Etherstack signs important new contract with Ergon Energy

Published at Sep 22, 2016, in Technology

Etherstack plc (ASX: ESK), a specialist in wireless communication technologies has signed a US$2.6 million contract with Ergon Energy involving the provision of support services to their P25 digital radio network over the next five years.

This is an important development from a number of perspectives. Given management recently provided revenue guidance for the 12 months to December 31, 2016 in a range between US$5.8 million and US$6.1 million, this contract represents a significant revenue source.

From an operational point of view the Ergon contract is also encouraging given the group is currently deploying a 13 county network for US utility, Jersey Central Power and Light (JCP&L), of a similar type to the Ergon Energy solution.

The particular network was designed and manufactured by ESK and is one of numerous large-scale electric utility and public safety radio networks that the company has deployed and supports around the world.

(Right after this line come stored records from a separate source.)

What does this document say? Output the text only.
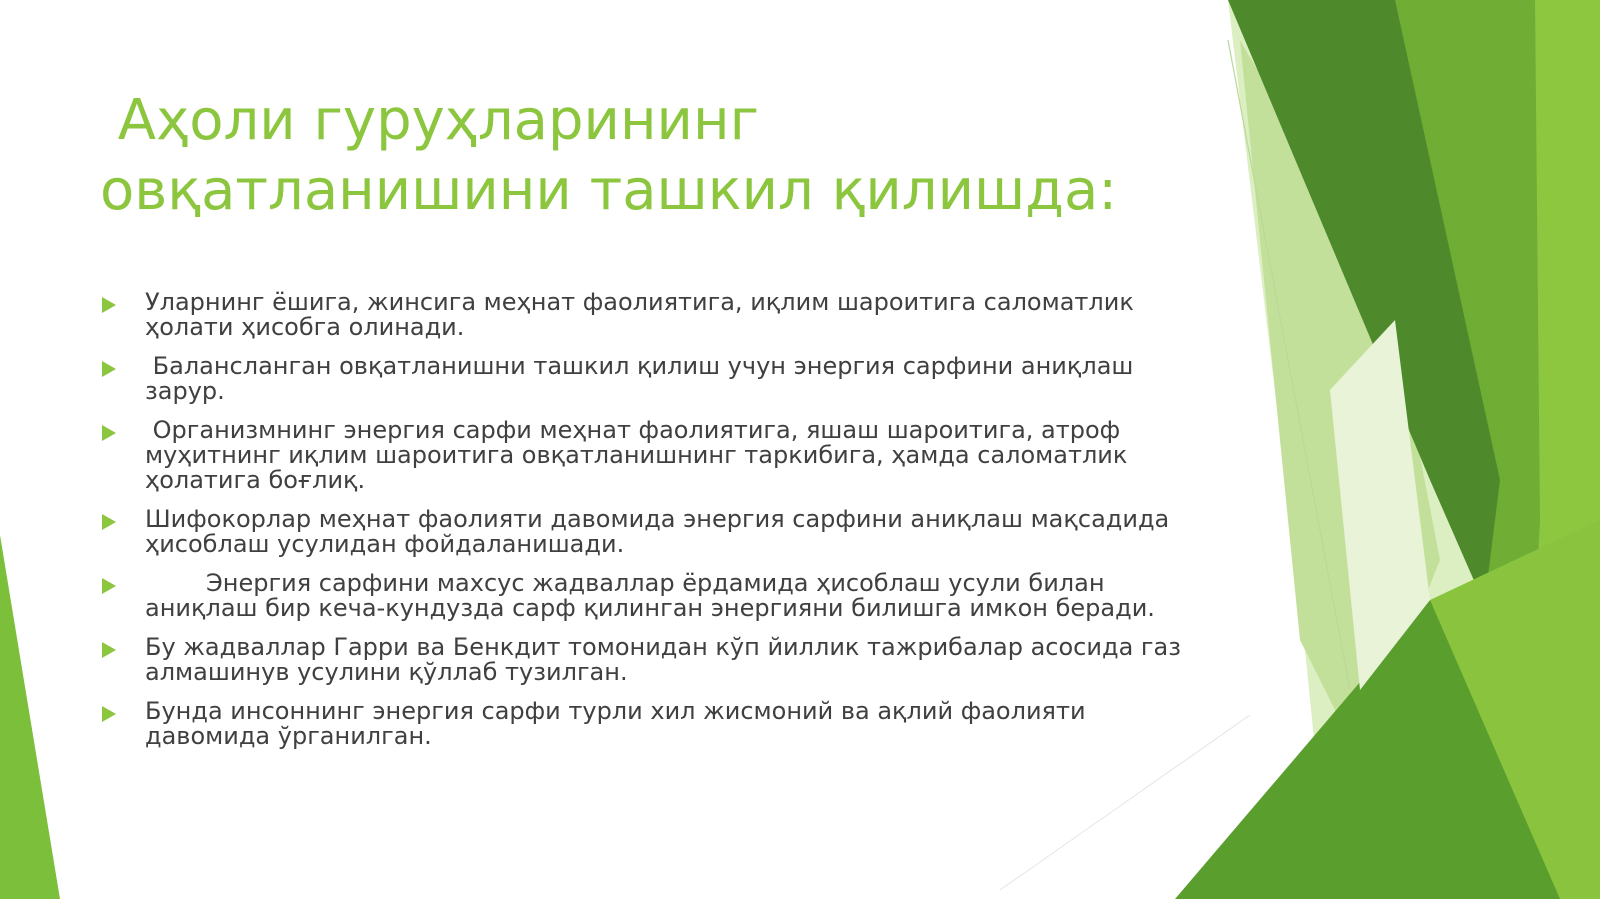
Аҳоли гуруҳларининг
овқатланишини ташкил қилишда:
Уларнинг ёшига, жинсига меҳнат фаолиятига, иқлим шароитига саломатлик
ҳолати ҳисобга олинади.
Балансланган овқатланишни ташкил қилиш учун энергия сарфини аниқлаш
зарур.
Организмнинг энергия сарфи меҳнат фаолиятига, яшаш шароитига, атроф
муҳитнинг иқлим шароитига овқатланишнинг таркибига, ҳамда саломатлик
ҳолатига боғлиқ.
Шифокорлар меҳнат фаолияти давомида энергия сарфини аниқлаш мақсадида
ҳисоблаш усулидан фойдаланишади.
Энергия сарфини махсус жадваллар ёрдамида ҳисоблаш усули билан
аниқлаш бир кеча-кундузда сарф қилинган энергияни билишга имкон беради.
Бу жадваллар Гарри ва Бенкдит томонидан кўп йиллик тажрибалар асосида газ
алмашинув усулини қўллаб тузилган.
Бунда инсоннинг энергия сарфи турли хил жисмоний ва ақлий фаолияти
давомида ўрганилган.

The Ergon Energy solution was initially commissioned in 2011, and the signing of a follow-up contract should be viewed as a vote of confidence in the company’s technologies and operational ability.

Although it is still early stages in this company’s turnaround, so seek professional financial advice if considering this stock for your portfolio.

In relation to this most recent development and the nature of contracts usually negotiated by ESK, Chief Executive, David Deacon said, “The deployment of these networks typically incorporate long-term support agreements over the operational life of the networks which often exceed 15 years in length”.

As ESK establishes more mission-critical radio networks globally, Deacon anticipates growth in recurring revenues through support and maintenance agreements with its expanding customer base.

On this note, the company referred to a number of new contract wins already achieved in 2016 when delivering its interim result at the end of August.

The group has a relatively diversified revenue base, generating income from the defence, utilities, transportation and resources sectors.

While it could be argued that the ESK’s share price doesn’t truly reflect the achievements of the company over the last 12 months, it is worth noting that its shares are thinly traded and this tends to make for lumpy share price activity.

However, a sharp spike from its 12 month low of 9 cents in early September to an intraday high of 16 cents last week could be recognition of the company’s merits.

The current share price of 15 cents is only just shy of the 12 month high of 17 cents, but prospective investors need to take account of the fact that ESK’s low liquidity can make entering and exiting the stock somewhat difficult.

Consequently, it should be viewed as a speculative investment and past share price performances are not indicative of future trading patterns, and as such should not provide the basis for an investment decision.